In qualche modo anticipavamo una tendenza, quindi la frase va bene anche adesso. Non ci sentivamo più legati alla tradizione, perché il mondo che vivevamo e viviamo, il sistema in cui viviamo, ci ha staccato dalla tradizione, allo stesso tempo, però, ci sentiamo anche orfani di questa cosa che continua ad appartenerci. Quello che ci interessava non era tanto la tradizione tour court, tipo la nostalgia del dialetto, ma l'idea che esistesse, in un mondo meno globalizzato e capitalizzato, un'espressione più umana che ci sfuggiva. Infatti a un certo punto diciamo "Possibile che a ‘o munno n'ata scelta nun ce sta: povero rimane oppure ‘o core se ne va", cioè o rimani povero o, se ti arricchisci, il cuore va via. E questa è una domanda ancora oggi interessante.

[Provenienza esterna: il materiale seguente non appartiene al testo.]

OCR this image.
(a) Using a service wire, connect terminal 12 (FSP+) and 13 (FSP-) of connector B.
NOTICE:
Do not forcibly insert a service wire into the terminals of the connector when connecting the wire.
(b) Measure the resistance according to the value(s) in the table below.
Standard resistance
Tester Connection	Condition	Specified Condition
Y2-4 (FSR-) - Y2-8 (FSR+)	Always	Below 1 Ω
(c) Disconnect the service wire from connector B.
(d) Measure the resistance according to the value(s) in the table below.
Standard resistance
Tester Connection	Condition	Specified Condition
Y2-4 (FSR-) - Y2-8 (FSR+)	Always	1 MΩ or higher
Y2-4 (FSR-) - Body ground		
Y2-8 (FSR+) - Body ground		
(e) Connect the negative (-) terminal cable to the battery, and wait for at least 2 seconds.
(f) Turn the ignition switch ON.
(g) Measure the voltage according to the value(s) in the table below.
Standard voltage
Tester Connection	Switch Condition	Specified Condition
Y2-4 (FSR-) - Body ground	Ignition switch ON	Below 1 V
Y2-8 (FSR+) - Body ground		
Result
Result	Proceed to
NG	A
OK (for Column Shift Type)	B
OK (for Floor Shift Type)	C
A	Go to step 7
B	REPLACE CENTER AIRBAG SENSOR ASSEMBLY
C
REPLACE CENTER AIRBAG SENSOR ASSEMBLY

Ricordi come nacque l'idea di Sanacore?
Noi siamo napoletani già staccati dalla tradizione, io non sono cresciuto ascoltando i dischi tradizionali, sono cose che ho recuperato ex post, perché mi interessavano. Poi ho allargato l'idea di tradizione ad altri confini del Mediterraneo, extra napoletani: conoscevo solo le cose superficiali della tradizione e questo perché sono figlio di una modernità in cui la cesura era già avvenuta. Frequentavamo molto Londra e a un certo punto ci siamo accorti che un sacco di dj di origine pakistana o indiana usavano la loro musica tradizionale con il beat contemporaneo, l'elettronica, l'house, la techno la jungle.
E vi siete appassionati…
No, all'inizio questa cosa ci faceva ridere, sai, ascoltavamo questi pezzi con il beat jungle e poi partiva la voce arabeggiante, all'inizio faceva strano poi però ci siamo detti: "Beh, interessante, noi la conosciamo bene questa cosa, capiamo bene cosa possiamo fare" e così abbiamo cominciato a sperimentare sul nostro patrimonio, abbiamo ripreso quell'idea e buttato tutto nei beat che ascoltavamo e volevamo suonare in quel periodo. Quindi, sperimentando su campo e avvalendoci in qualche modo, io in particolare, di una buona conoscenza della lingua, abbiamo cercato di creare quello che sembrava un prodotto autentico, che alludeva all'autenticità ma diceva: "Quello che è stato è stato, indietro non torneremo, però possiamo prendere quello che c'è di buono nel vecchio, quello di buono nel nuovo, metterlo insieme e produrre una nuova tradizione di umanità".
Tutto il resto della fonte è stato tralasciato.